Worried About Your Weight? BMI May Not Be Accurate and Here’s Why

0
451

We all know the routine of going to the doctor, getting weighed and then getting our height measured to use as a comparison to this chart we are all familiar with called the BMI scale.

This BMI scale, or body mass index is a tool which shows the person’s height versus their weight, and how being in certain ranges on this chart means that you are more likely to get a certain type of disease related to obesity.

There are some major problems with the BMI scale, especially when it comes to men. The BMI scale leaves out one major consideration, that some of this weight may be muscle mass, and not fat and hence doesn’t put the patient in question at risk like the chart indicates that it does.

For example, many athletes especially those who have body shapes similar to an NFL running back will score as obese on these BMI scales, when in reality they have a healthy body fat percentage.

A new study published by the Annals of Internal Medicine found that waist to hip ratio was a better indicator of whether or not someone would die from risks related to being overweight or obese.

preview-full-shutterstock_312067598Researchers conducted a study in Scotland over the period of 10 years which found that people with normal BMIs but that had extra weight around their bellies were upwards of 22% more likely to die from all factors related to being overweight or obese.

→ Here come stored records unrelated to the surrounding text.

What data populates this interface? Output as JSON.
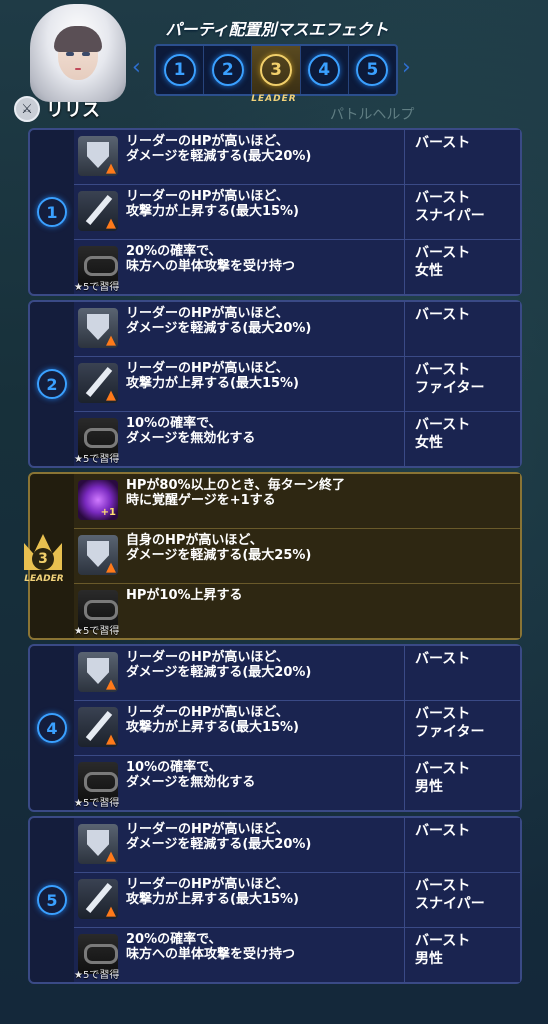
{
  "header": {
    "title": "パーティ配置別マスエフェクト",
    "leader_label": "LEADER",
    "positions": [
      "1",
      "2",
      "3",
      "4",
      "5"
    ],
    "active_position": "3",
    "character_name": "リリス",
    "background_text": "パトルヘルプ",
    "background_name": "リリス"
  },
  "lock_note": "★5で習得",
  "groups": [
    {
      "label": "1",
      "leader": false,
      "rows": [
        {
          "icon": "shield-up-icon",
          "desc": [
            "リーダーのHPが高いほど、",
            "ダメージを軽減する(最大20%)"
          ],
          "cond": [
            "バースト"
          ],
          "locked": false
        },
        {
          "icon": "sword-up-icon",
          "desc": [
            "リーダーのHPが高いほど、",
            "攻撃力が上昇する(最大15%)"
          ],
          "cond": [
            "バースト",
            "スナイパー"
          ],
          "locked": false
        },
        {
          "icon": "chain-icon",
          "desc": [
            "20%の確率で、",
            "味方への単体攻撃を受け持つ"
          ],
          "cond": [
            "バースト",
            "女性"
          ],
          "locked": true
        }
      ]
    },
    {
      "label": "2",
      "leader": false,
      "rows": [
        {
          "icon": "shield-up-icon",
          "desc": [
            "リーダーのHPが高いほど、",
            "ダメージを軽減する(最大20%)"
          ],
          "cond": [
            "バースト"
          ],
          "locked": false
        },
        {
          "icon": "sword-up-icon",
          "desc": [
            "リーダーのHPが高いほど、",
            "攻撃力が上昇する(最大15%)"
          ],
          "cond": [
            "バースト",
            "ファイター"
          ],
          "locked": false
        },
        {
          "icon": "chain-icon",
          "desc": [
            "10%の確率で、",
            "ダメージを無効化する"
          ],
          "cond": [
            "バースト",
            "女性"
          ],
          "locked": true
        }
      ]
    },
    {
      "label": "3",
      "leader": true,
      "leader_label": "LEADER",
      "rows": [
        {
          "icon": "awaken-orb-icon",
          "desc": [
            "HPが80%以上のとき、毎ターン終了",
            "時に覚醒ゲージを+1する"
          ],
          "cond": [],
          "locked": false
        },
        {
          "icon": "shield-up-icon",
          "desc": [
            "自身のHPが高いほど、",
            "ダメージを軽減する(最大25%)"
          ],
          "cond": [],
          "locked": false
        },
        {
          "icon": "chain-icon",
          "desc": [
            "HPが10%上昇する"
          ],
          "cond": [],
          "locked": true
        }
      ]
    },
    {
      "label": "4",
      "leader": false,
      "rows": [
        {
          "icon": "shield-up-icon",
          "desc": [
            "リーダーのHPが高いほど、",
            "ダメージを軽減する(最大20%)"
          ],
          "cond": [
            "バースト"
          ],
          "locked": false
        },
        {
          "icon": "sword-up-icon",
          "desc": [
            "リーダーのHPが高いほど、",
            "攻撃力が上昇する(最大15%)"
          ],
          "cond": [
            "バースト",
            "ファイター"
          ],
          "locked": false
        },
        {
          "icon": "chain-icon",
          "desc": [
            "10%の確率で、",
            "ダメージを無効化する"
          ],
          "cond": [
            "バースト",
            "男性"
          ],
          "locked": true
        }
      ]
    },
    {
      "label": "5",
      "leader": false,
      "rows": [
        {
          "icon": "shield-up-icon",
          "desc": [
            "リーダーのHPが高いほど、",
            "ダメージを軽減する(最大20%)"
          ],
          "cond": [
            "バースト"
          ],
          "locked": false
        },
        {
          "icon": "sword-up-icon",
          "desc": [
            "リーダーのHPが高いほど、",
            "攻撃力が上昇する(最大15%)"
          ],
          "cond": [
            "バースト",
            "スナイパー"
          ],
          "locked": false
        },
        {
          "icon": "chain-icon",
          "desc": [
            "20%の確率で、",
            "味方への単体攻撃を受け持つ"
          ],
          "cond": [
            "バースト",
            "男性"
          ],
          "locked": true
        }
      ]
    }
  ]
}
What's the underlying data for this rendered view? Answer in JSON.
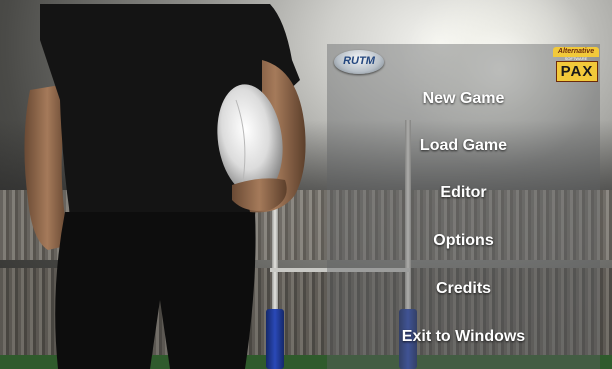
{
  "menu": {
    "items": [
      {
        "label": "New Game"
      },
      {
        "label": "Load Game"
      },
      {
        "label": "Editor"
      },
      {
        "label": "Options"
      },
      {
        "label": "Credits"
      },
      {
        "label": "Exit to Windows"
      }
    ]
  },
  "logos": {
    "left_text": "RUTM",
    "right_top": "Alternative",
    "right_sub": "SOFTWARE",
    "right_box": "PAX"
  },
  "colors": {
    "menu_text": "#ffffff",
    "panel": "#5f6264",
    "goal_pad": "#2a49b8",
    "pitch": "#2f5b2c"
  }
}
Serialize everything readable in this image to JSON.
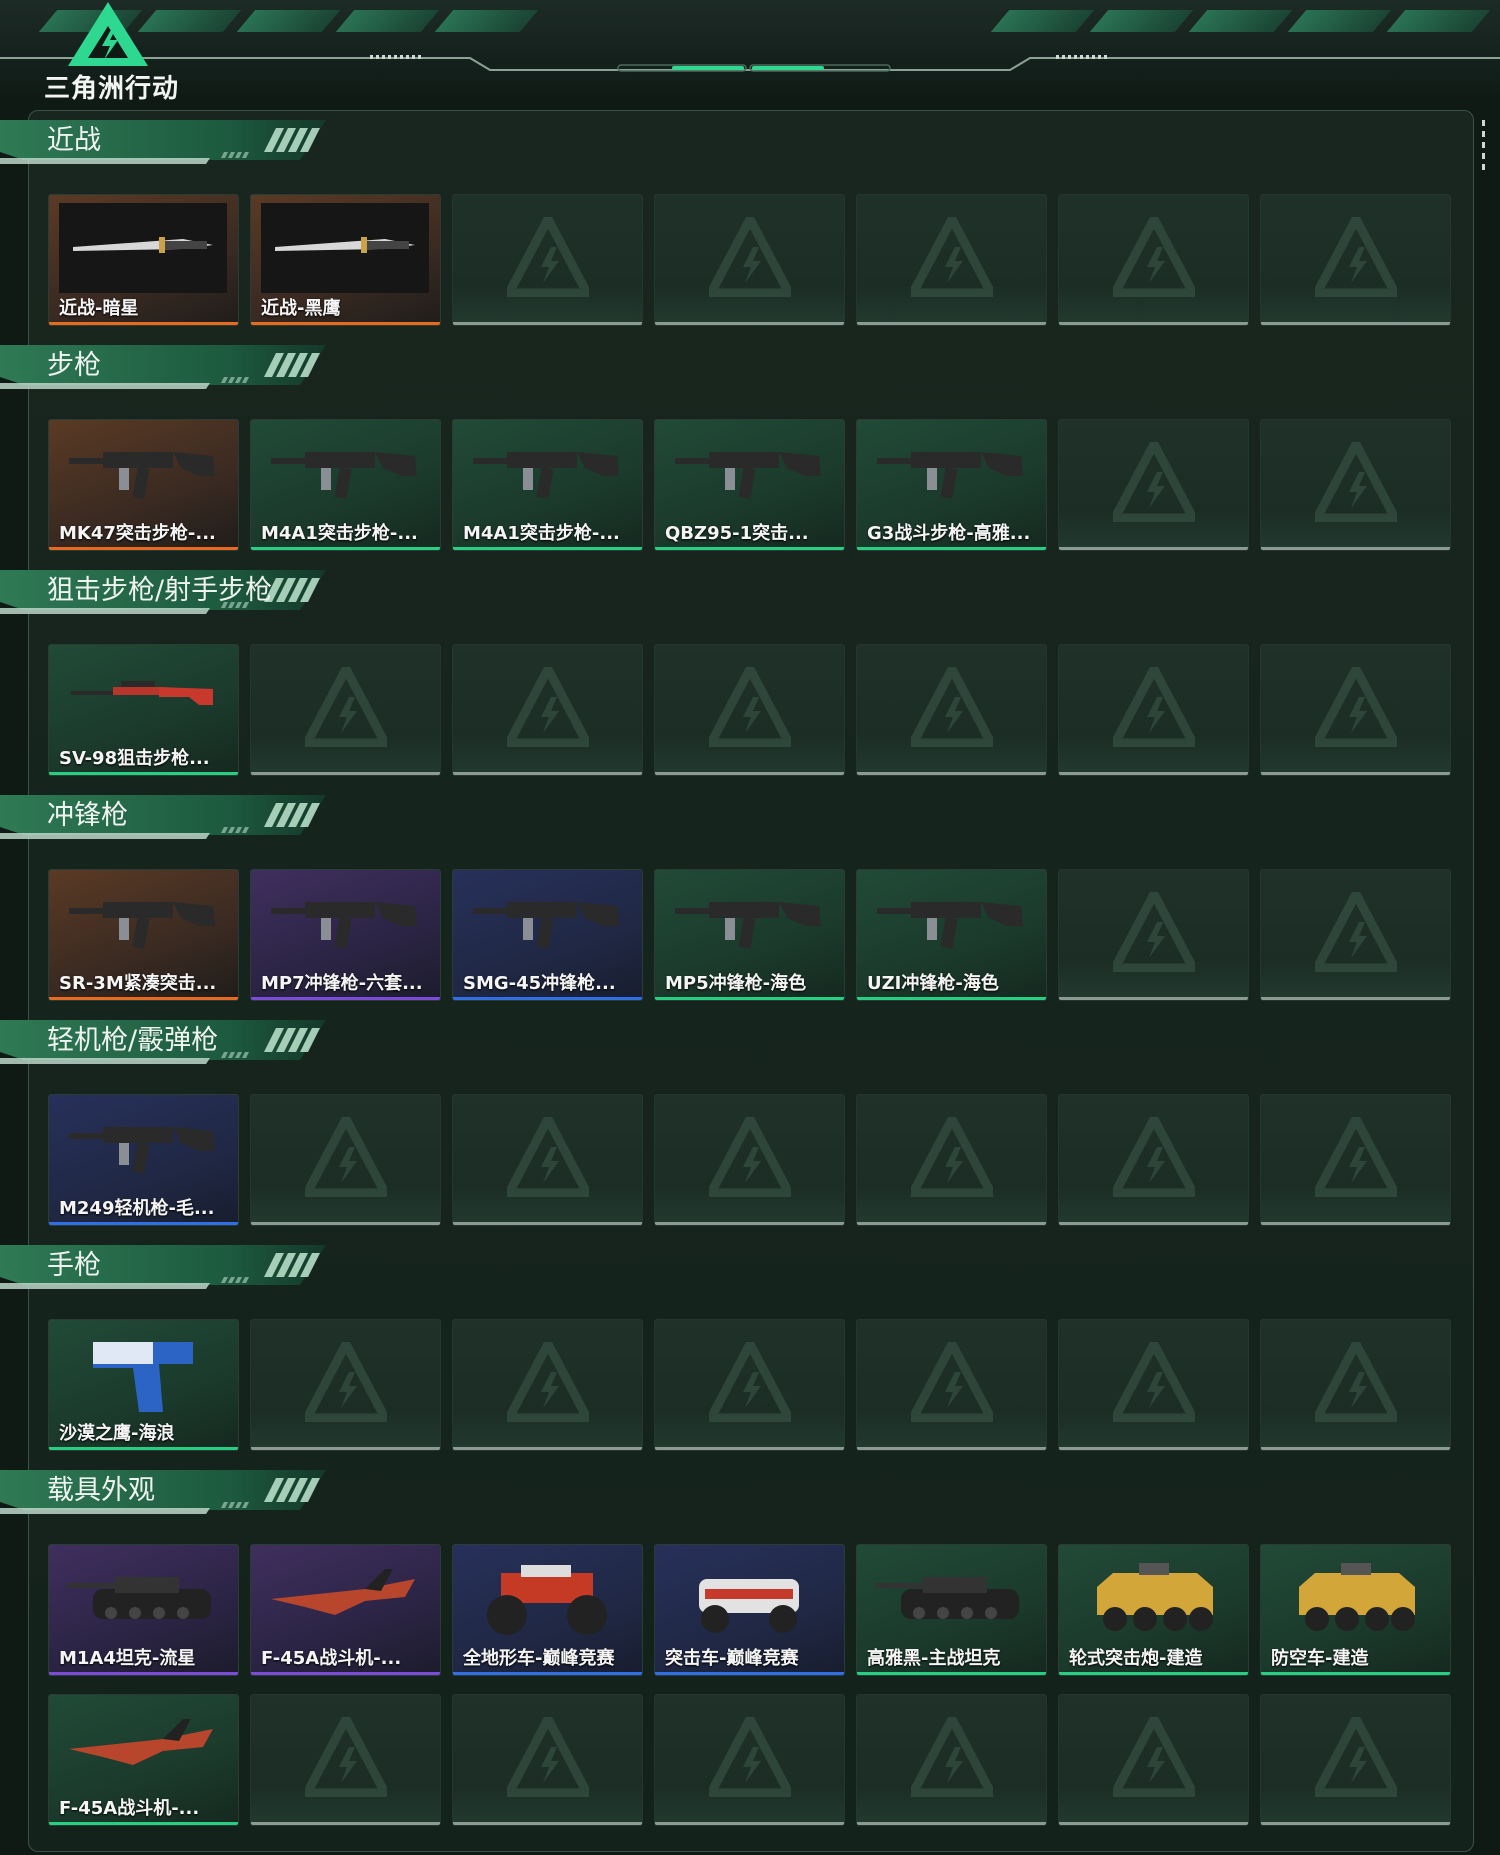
{
  "header": {
    "logo_text": "三角洲行动"
  },
  "colors": {
    "accent": "#27cf83",
    "rarity_orange": "#e76a1e",
    "rarity_purple": "#7c4bdc",
    "rarity_blue": "#2f6fe8",
    "rarity_green": "#27cf83",
    "empty_bar": "#8c9a94"
  },
  "sections": [
    {
      "title": "近战",
      "items": [
        {
          "label": "近战-暗星",
          "rarity": "orange",
          "icon": "knife-icon"
        },
        {
          "label": "近战-黑鹰",
          "rarity": "orange",
          "icon": "knife-icon"
        }
      ]
    },
    {
      "title": "步枪",
      "items": [
        {
          "label": "MK47突击步枪-...",
          "rarity": "orange",
          "icon": "rifle-icon"
        },
        {
          "label": "M4A1突击步枪-...",
          "rarity": "green",
          "icon": "rifle-icon"
        },
        {
          "label": "M4A1突击步枪-...",
          "rarity": "green",
          "icon": "rifle-icon"
        },
        {
          "label": "QBZ95-1突击...",
          "rarity": "green",
          "icon": "rifle-icon"
        },
        {
          "label": "G3战斗步枪-高雅...",
          "rarity": "green",
          "icon": "rifle-icon"
        }
      ]
    },
    {
      "title": "狙击步枪/射手步枪",
      "items": [
        {
          "label": "SV-98狙击步枪...",
          "rarity": "green",
          "icon": "sniper-icon"
        }
      ]
    },
    {
      "title": "冲锋枪",
      "items": [
        {
          "label": "SR-3M紧凑突击...",
          "rarity": "orange",
          "icon": "smg-icon"
        },
        {
          "label": "MP7冲锋枪-六套...",
          "rarity": "purple",
          "icon": "smg-icon"
        },
        {
          "label": "SMG-45冲锋枪...",
          "rarity": "blue",
          "icon": "smg-icon"
        },
        {
          "label": "MP5冲锋枪-海色",
          "rarity": "green",
          "icon": "smg-icon"
        },
        {
          "label": "UZI冲锋枪-海色",
          "rarity": "green",
          "icon": "smg-icon"
        }
      ]
    },
    {
      "title": "轻机枪/霰弹枪",
      "items": [
        {
          "label": "M249轻机枪-毛...",
          "rarity": "blue",
          "icon": "lmg-icon"
        }
      ]
    },
    {
      "title": "手枪",
      "items": [
        {
          "label": "沙漠之鹰-海浪",
          "rarity": "green",
          "icon": "pistol-icon"
        }
      ]
    },
    {
      "title": "载具外观",
      "items": [
        {
          "label": "M1A4坦克-流星",
          "rarity": "purple",
          "icon": "tank-icon"
        },
        {
          "label": "F-45A战斗机-...",
          "rarity": "purple",
          "icon": "jet-icon"
        },
        {
          "label": "全地形车-巅峰竞赛",
          "rarity": "blue",
          "icon": "atv-icon"
        },
        {
          "label": "突击车-巅峰竞赛",
          "rarity": "blue",
          "icon": "buggy-icon"
        },
        {
          "label": "高雅黑-主战坦克",
          "rarity": "green",
          "icon": "tank-icon"
        },
        {
          "label": "轮式突击炮-建造",
          "rarity": "green",
          "icon": "armored-vehicle-icon"
        },
        {
          "label": "防空车-建造",
          "rarity": "green",
          "icon": "armored-vehicle-icon"
        },
        {
          "label": "F-45A战斗机-...",
          "rarity": "green",
          "icon": "jet-icon"
        }
      ]
    }
  ]
}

This was in comparison to people who had normal BMIs and lower hip to waist ratios.

The study also showed that obese people who had lower waist to hip ratios were less likely to die than people who had normal BMIs and higher hip to waist ratios indicating a possible link between the two.

All in all, the research showed that increased belly fat increased the risk of premature death, especially when it comes to cardiovascular disease and heart attacks.

Another Study Focusing on Obesity Showed that the Waist is Important

When it comes to being obese and the health effects that are the result of being obese, more and more research is pointing to stomach fat as the main contributor when it comes to major illnesses and potentially and early death.

preview-full-shutterstock_390890980A study conducted at the Leeds Beckett University in the United Kingdom showed that the ratio of the waist to height was a better indicator of a person’s overall health than the BMI scale itself.

This method involved whole body fat percentage and visceral adipose tissue mass or the fat that is stored around the internal organs, which are the causes of things like heart disease and fat related cancers.

When using the height to waist ratio versus the BMI scale, researchers noted of the staggering difference in the amount of adults that would be considered obese under this method as opposed to the BMI scale. Under the waist to height ratio, about 37% of more adults would be considered to be obese then there are currently.

So What Are These Studies Telling Us?

It is too early to completely dismiss the BMI scale as a reliable tool but the research definitely points towards the stomach or midsection as the most important indicator when it comes to a person’s overall health considering their weight.

If you are concerned about your overall health especially your weight, you are better off worrying about going down in pant size than the number that comes up on the weight scale itself.

These methods are not the tell all be all, but are good tools to use to give yourself a general idea if you are too fat, and how much you need to lose.

There are other methods out there as well when it comes to testing your overall fat, such as hydrostatic body fat testing. This test is done underwater, where the true ratio of muscle to fat can be determined.

The idea behind this method is that body fat floats and your buoyancy will tell you how much of your weight is actually fat versus muscle, bone and organ weight. This is better than your typical scale or BMI measurement which can tell your weight and estimate your body fat at best based on your height and weight.